Судьба и смерть в трагедии становятся моральными категориями. При этом смерть воспринимается как некое нечестие и святотатство, как глубокая вина, за которой непременно последует кара. Но осуществленное возмездие за вину как бы перерождает героя: понятие о смерти тогда сливается с понятием о роке, самой мрачной стороне судьбы: катарсис же меняет обеих – смерть и жизнь, – превращая их в свои более артикулированные категории вины и возмездия.

Эсхилу уже не нужно было воскрешать мир демонов – в этом мире он жил с рождения (Э. Р. Доддс), в период между «Одиссеей» и «Орестеей» демоны приблизились к человеку, их воздействие стало постоянным, они превратились в более коварных и злобных существ. Злые духи уже не отделялись от зла вообще и воспринимались как нечто субстанциональное и могущественное (греки говорили даже о заразных болезнях как о «богах». Так, на «холме нимф» обитали сразу три демона – Холера, Оспа и Чума. Еще Пиндар и Платон продолжали соединять фатализм с волей богов)15.

Но уже для Еврипида демонический мир перестает реально существовать, он уходит в прошлое, оставляя человека наедине с его страстями. Но именно это и придавало остроту еврипидовским описаниям преступлений: он показывал людей, не защищенных перед неведомым злом, которое уже не было для них чем-то чужеродным и внешним, но представляло собой часть их собственного бытия. Но, перестав быть сверхъестественным, зло оставалось не менее таинственным и ужасным. (Медея знает, что она одержима, но что овладел ею не демон, а ее собственное иррациональное «я».) Еврипид был убежден «что преступление не зависит только от незнания ситуации или от ошибочной ее оценки.
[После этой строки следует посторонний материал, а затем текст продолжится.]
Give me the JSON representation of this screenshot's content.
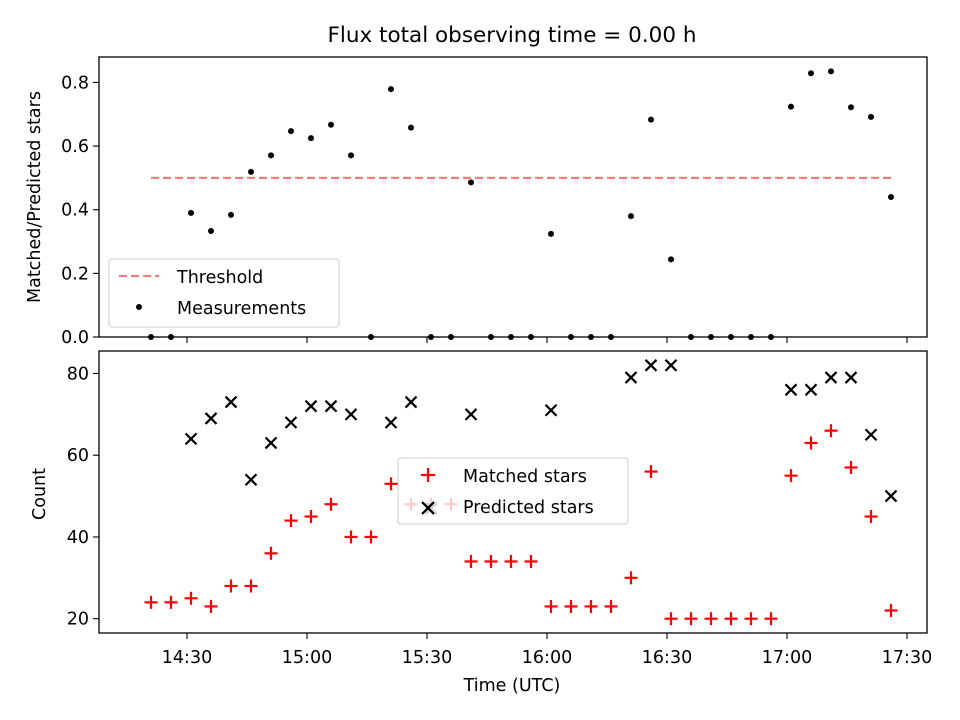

Люди в общем-то понимают, в чем состоит благо, но им не хватает сил действовать в соответствии с этим знанием, – и это уже вызов идеям Сократа, упрек разуму в его моральном бессилии (эта тенденция мысли особенно ярко была выражена в «Вакханках»): и уже Платон скажет, что рационализм свойственен немногим, магия же – пригодна для многих16.